Neste domingo (24), o vereador Gilmar Santos (PT), a comunicadora popular Karoline Souza e os artistas Maércio José e Fabrício Nascimento foram agredidos e detidos no CEU das Águas, no bairro Rio Corrente. Na ocasião, acontecia o encerramento da Mostra de Artes Novembro Negro, organizada pela Cia Biruta de Teatro. De acordo com o parlamentar, a polícia havia feito uma abordagem violenta no local contra um jovem negro, que foi acusado pela polícia de estar portando uma arma no local. Durante a ação da polícia, Karoline Souza, comunicadora da Central Popular de Comunicação, registrou a abordagem em vídeo e foi repreendida pela polícia, que tentou apreender Karoline e o celular onde as imagens foram gravadas.

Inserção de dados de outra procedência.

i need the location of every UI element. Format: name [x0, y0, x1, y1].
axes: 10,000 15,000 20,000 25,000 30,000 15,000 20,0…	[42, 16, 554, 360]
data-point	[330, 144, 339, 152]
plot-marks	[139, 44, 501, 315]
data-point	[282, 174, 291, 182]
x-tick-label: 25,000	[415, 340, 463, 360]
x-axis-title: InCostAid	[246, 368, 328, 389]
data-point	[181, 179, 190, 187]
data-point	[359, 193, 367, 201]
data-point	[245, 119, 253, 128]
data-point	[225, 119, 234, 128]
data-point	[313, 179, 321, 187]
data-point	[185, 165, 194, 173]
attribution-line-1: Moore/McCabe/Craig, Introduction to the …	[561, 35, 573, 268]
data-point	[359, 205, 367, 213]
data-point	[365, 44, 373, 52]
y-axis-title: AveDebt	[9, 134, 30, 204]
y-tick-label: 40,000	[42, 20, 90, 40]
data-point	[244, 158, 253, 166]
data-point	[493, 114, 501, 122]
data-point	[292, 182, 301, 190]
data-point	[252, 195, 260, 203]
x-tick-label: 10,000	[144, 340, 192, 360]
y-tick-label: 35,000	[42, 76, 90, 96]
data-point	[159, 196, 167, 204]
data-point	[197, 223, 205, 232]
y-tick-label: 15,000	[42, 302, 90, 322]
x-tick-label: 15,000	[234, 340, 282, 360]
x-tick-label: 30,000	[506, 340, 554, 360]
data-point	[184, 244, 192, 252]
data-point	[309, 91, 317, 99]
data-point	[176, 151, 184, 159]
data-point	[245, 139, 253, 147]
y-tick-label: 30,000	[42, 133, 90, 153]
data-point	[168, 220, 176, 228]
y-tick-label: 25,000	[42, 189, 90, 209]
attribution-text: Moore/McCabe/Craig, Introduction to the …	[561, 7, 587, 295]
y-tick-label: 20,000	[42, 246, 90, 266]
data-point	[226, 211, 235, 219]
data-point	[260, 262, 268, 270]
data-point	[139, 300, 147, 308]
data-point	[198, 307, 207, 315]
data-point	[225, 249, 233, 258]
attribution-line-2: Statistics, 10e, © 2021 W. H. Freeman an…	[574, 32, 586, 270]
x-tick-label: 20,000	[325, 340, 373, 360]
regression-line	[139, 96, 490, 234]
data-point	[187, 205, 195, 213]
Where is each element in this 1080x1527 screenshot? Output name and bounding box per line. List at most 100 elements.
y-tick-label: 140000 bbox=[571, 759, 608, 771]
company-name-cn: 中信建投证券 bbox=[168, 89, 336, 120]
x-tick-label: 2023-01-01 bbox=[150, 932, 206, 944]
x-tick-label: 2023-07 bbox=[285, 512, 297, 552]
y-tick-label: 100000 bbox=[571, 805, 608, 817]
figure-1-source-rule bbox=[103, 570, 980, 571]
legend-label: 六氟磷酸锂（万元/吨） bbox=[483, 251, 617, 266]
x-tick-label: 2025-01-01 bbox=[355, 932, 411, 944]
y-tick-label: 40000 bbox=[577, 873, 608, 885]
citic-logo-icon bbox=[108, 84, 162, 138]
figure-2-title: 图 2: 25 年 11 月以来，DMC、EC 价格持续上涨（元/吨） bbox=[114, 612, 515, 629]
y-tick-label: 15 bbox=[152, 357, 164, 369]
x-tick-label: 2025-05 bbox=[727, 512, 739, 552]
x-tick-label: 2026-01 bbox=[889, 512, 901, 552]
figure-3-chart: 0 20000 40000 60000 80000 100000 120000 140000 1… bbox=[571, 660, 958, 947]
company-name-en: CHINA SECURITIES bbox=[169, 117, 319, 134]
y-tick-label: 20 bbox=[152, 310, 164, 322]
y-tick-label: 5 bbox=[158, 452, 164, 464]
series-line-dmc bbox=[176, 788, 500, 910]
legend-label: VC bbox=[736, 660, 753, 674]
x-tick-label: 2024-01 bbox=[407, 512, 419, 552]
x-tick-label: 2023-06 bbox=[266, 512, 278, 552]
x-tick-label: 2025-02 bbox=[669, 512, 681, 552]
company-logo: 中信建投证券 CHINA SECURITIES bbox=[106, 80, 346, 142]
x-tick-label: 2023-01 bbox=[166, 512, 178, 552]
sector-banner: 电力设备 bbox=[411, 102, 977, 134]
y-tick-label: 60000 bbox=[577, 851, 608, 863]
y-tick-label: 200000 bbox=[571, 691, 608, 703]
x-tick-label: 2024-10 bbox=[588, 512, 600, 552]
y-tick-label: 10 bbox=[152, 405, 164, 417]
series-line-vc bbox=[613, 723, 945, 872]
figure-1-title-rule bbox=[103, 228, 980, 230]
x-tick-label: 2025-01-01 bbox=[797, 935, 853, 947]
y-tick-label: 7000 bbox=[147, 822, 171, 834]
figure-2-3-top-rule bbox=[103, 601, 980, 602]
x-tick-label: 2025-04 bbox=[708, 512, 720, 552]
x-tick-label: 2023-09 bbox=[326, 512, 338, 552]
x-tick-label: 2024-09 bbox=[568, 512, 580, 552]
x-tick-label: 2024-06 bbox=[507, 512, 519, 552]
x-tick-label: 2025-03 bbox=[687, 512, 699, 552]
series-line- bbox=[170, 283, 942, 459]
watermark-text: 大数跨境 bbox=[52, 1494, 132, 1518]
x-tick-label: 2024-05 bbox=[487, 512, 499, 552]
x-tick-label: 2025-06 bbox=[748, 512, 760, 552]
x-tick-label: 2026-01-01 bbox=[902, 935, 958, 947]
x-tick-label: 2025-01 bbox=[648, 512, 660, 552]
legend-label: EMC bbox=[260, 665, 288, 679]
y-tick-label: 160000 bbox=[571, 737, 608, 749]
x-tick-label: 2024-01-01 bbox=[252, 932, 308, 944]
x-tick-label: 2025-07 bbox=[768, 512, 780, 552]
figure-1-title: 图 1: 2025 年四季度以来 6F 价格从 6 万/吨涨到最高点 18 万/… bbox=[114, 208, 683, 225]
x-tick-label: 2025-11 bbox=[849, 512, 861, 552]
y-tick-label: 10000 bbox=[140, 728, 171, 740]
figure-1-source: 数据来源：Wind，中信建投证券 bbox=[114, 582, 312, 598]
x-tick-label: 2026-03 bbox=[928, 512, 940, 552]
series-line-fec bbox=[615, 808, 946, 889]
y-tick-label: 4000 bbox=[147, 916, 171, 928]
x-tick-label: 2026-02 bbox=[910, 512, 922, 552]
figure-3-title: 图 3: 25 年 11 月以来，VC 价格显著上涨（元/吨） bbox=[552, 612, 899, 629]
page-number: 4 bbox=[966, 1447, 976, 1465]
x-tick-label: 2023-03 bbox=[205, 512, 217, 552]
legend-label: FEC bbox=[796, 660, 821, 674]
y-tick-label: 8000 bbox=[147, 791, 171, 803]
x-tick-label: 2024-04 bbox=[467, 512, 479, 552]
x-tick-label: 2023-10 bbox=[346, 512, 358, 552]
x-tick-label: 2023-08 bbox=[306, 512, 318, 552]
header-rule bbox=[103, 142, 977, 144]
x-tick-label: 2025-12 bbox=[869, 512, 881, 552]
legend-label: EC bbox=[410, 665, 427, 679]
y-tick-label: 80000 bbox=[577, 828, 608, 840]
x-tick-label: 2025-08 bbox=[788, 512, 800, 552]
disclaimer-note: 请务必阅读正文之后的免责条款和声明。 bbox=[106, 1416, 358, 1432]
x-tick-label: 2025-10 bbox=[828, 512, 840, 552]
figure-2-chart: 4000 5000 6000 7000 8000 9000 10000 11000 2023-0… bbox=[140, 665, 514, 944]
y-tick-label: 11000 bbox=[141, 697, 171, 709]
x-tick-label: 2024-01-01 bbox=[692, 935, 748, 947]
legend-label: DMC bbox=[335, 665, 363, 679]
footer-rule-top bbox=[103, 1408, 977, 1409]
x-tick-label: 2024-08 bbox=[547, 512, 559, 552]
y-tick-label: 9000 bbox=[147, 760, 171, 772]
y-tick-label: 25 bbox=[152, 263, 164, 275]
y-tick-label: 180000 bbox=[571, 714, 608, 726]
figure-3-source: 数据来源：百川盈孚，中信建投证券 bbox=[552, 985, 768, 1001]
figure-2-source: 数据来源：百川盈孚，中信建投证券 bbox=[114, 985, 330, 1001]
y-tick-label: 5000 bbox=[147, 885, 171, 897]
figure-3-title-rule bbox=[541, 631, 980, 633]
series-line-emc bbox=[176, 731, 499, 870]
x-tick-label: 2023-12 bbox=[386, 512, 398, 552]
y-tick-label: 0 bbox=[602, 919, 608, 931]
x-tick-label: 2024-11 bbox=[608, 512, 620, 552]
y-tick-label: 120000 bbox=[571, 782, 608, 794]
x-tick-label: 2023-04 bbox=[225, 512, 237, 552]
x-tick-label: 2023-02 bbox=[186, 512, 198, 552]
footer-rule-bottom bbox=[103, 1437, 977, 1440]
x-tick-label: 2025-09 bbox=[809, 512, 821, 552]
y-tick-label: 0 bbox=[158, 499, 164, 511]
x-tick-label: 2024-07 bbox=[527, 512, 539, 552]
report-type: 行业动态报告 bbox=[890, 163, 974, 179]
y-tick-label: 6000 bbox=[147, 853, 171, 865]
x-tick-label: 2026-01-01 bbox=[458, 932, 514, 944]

Os organizadores contestaram a decisão da polícia, que passou a usar spray de pimenta e apontar armas letais para a comunidade. Na tentativa de evitar a prisão de Karoline, Gilmar Santos, Maércio José e Fabrício Nascimento foram imobilizados e detidos. Para o parlamentar, a ostensividade foi desnecessária. “Eles nos algemaram, imobilizaram e um deles estava com uma soqueira e passou a nos socar na região do abdome e no rosto. Nesse momento já haviam no local mais ou menos oito guarnições da polícia. Era um cenário de guerra, porque partiram para cima de todos. Ainda no local cheguei a conversar com o Tenente Nascimento e argumentei que não era necessário o uso da força daquela maneira”, conta.

As quatro pessoas foram encaminhadas para 26º Delegacia Seccional da Polícia Civil, no bairro Ouro Preto. Muitas pessoas se dirigiram ao local para prestar solidariedade e às 04h Gilmar, Karoline, Maércio e Fabrício foram liberados. Agora, o parlamentar quer denunciar a ação do 2º Batalhão Integrado Especializado (2º Biesp) da Polícia Militar. “Vamos exigir uma correção no comportamento da polícia aqui em Petrolina e no estado, porque é generalizado. Estamos vendo a possibilidade de uma agenda com o governador Paulo Câmara e o Ministério Público para tratar da situação. Imagine a quantidade de violações que têm acontecido com pessoas que não têm nenhuma rede de proteção. Não podemos calar diante disso”, concluiu.